Know your rights: what is and isn't legal for debt collectors to do during pandemic
Although we've had some positive news Friday about the economy and jobs, many families are still scurrying to provide for their families.
Consumer rights advocate Jarred Johnson joined NewsChannel 7 at 4 on Friday to talk about what is and isn't legal for debt collectors to do during the pandemic.

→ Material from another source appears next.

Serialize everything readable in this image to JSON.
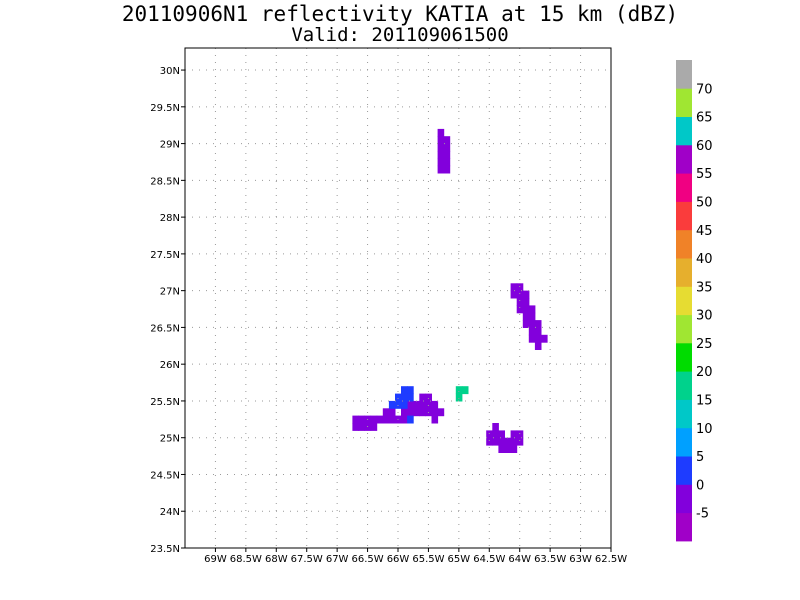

“Debt collectors are prohibited from collecting debt in any unfair or unconscionable means. They’re also not allowed to lie to you in word or in writing. If they write a letter to you that is untrue, they’re not allowed to do that. That’s a violation of the Fair Debt Collection Practices Act,” Johnson explained.
He added that debt collectors are also not allowed to call you before 8 a.m. or after 9 p.m.
“All debt collectors must document and provide a letter in the mail for every single debt they’re trying to collect,” he added. “In fact, if they don’t provide a letter in five days of the first phone call you receive, they are in violation of the Fair Debt Collection Practices Act.”
Debt collectors must also mark on your credit report if you are disputing the debt.
“They also like to call third parties on a regular basis to try and collect debt. They like to call friends, relatives and neighbors to try to intimidate you or scare you into contacting them. They’re not really allowed to call third parties for debt collection purposes. They are allowed to contact third parties for location information only, but that doesn’t apply anymore if they already know where you are.”
Johnson said if a debt collector already has your location and they’re calling your relatives, friends or co-workers, you have a great case.